James Clifford, a professor emeritus who helped start the East Meadow Action Committee to coordinate opposition, said campus administrators failed to fully inform the public about the meadow proposal. Blumenthal denies that but said he extended the public comment period by six weeks to address concerns about transparency.
At the recent public hearings, campus officials presented data that showed alternatives to the meadow plan would be more costly and time-consuming. One option, which would put some beds in the northern forested area of campus, could cost nearly $600 million more because it’s more remote and would need a dining facility and necessary infrastructure. That would drive up student housing fees and construction would take a lot longer, officials said.
Generational, class and racial divides surfaced at the hearings. At one, Thao Le, an Asian American art major, said meadow supporters in the crowd appeared to be “mostly older white folks who probably have homes” and were “a bunch of NIMBYs” arguing about land that was stolen from indigenous tribes in the first place.
Will Hollingsworth, a fourth-year student, yelled: “My friends live in cars! Every day you delay, this is another day they live in cars!”
Some faculty also stressed the need to sacrifice for more housing to attract economically diverse colleagues, staff and students.
“If you can’t live here, what kind of people are you going to recruit?” said chemistry professor Ted Holman. “The wealthy.”
Dan Killam, a doctoral student in earth and planetary science, said his university planning group unanimously embraced the meadow site after ruling out the alternatives.
Concerns about the frog caused the committee to nix one area, which is also used by undergraduates who smoke marijuana there at the annual 420 festival, he said. Another area used by students with trailers is one of the most affordable living spaces on campus.
Building in the forest, meanwhile, would bring out hordes of tree-sitters, Killam said. In 2007, Santa Cruz students launched a 13-month “tree-sit” in an attempt to save 48 redwoods and 11 oak trees slated for removal to make room for a biomedical facility. They ultimately gave up. (One student, Ted Cheung, said his informal Facebook survey of about 30 friends showed twice as many people favored saving trees than the meadow.)

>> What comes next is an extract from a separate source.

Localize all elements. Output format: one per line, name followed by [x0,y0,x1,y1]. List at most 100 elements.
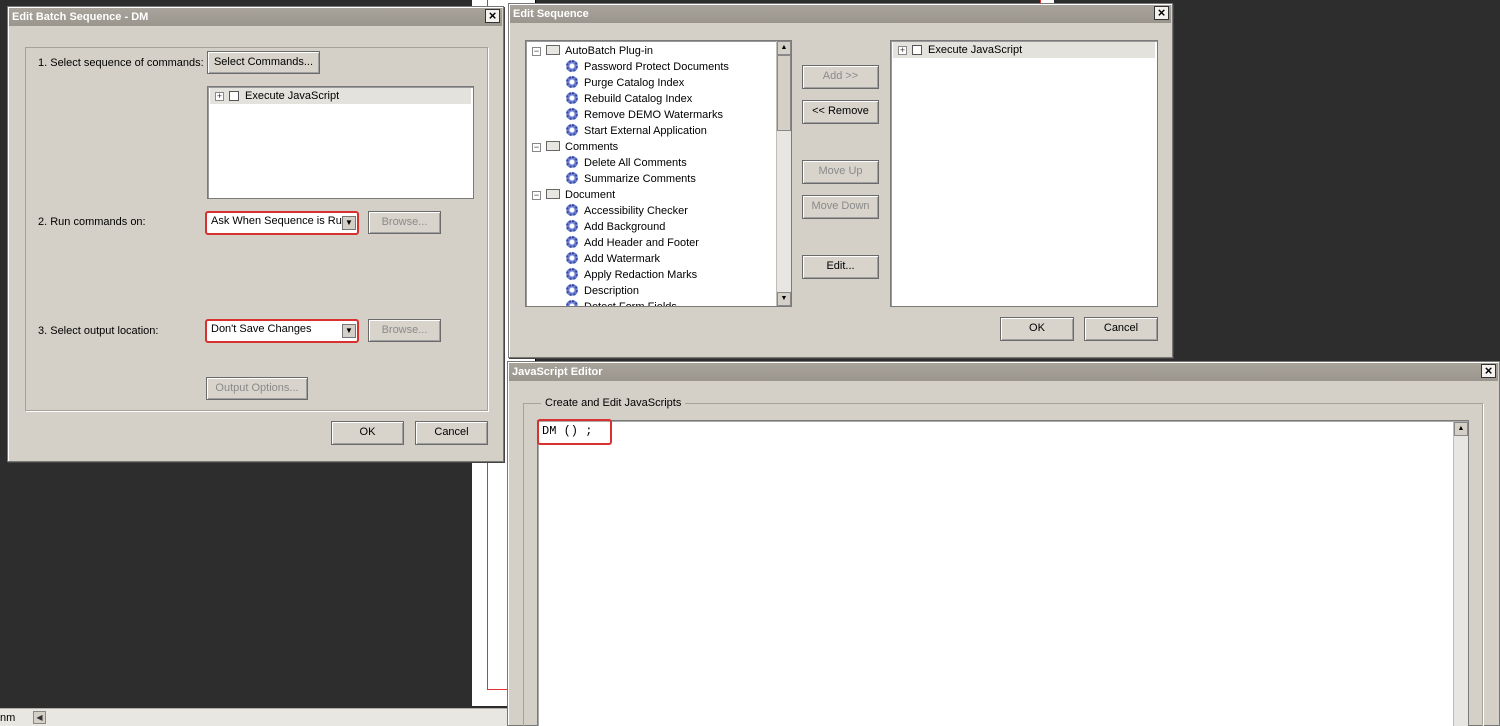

Critics are also unhappy about the use of a nonprofit and a private developer to finance, build and maintain the buildings. But the UC system is moving toward such partnerships in part because the state no longer provides funding for such projects.
Clifford, of the group fighting to preserve the meadow, said accusations of privilege cloud the issue. He said he “pleads guilty” to home ownership but adds that most meadow backers have “good left-wing credentials.” They fully back more student housing — just not in the meadow, he said.
On a recent day, as he surveyed the meadow’s expanse, he noted the birds flying overhead and nature’s palette of gold, green and blue. He said he enjoys the changing vistas — puffy rain clouds casting shadows, bright sun illuminating the wildflowers.
“I feel good not just filling everything up with structure,” he said. “Trees grow back, but fill a meadow and it’s gone forever.”
Chris Connery, a professor of literature, said the meadow was a fitting metaphor for the college experience. “As you drive up to campus, you see a big opening. Your horizons are enlarged. Your vision is expanded.”
Blumenthal and his staff are now sorting through the hundreds of public comments submitted and expect to announce an update this fall. The chancellor said he remains open-minded.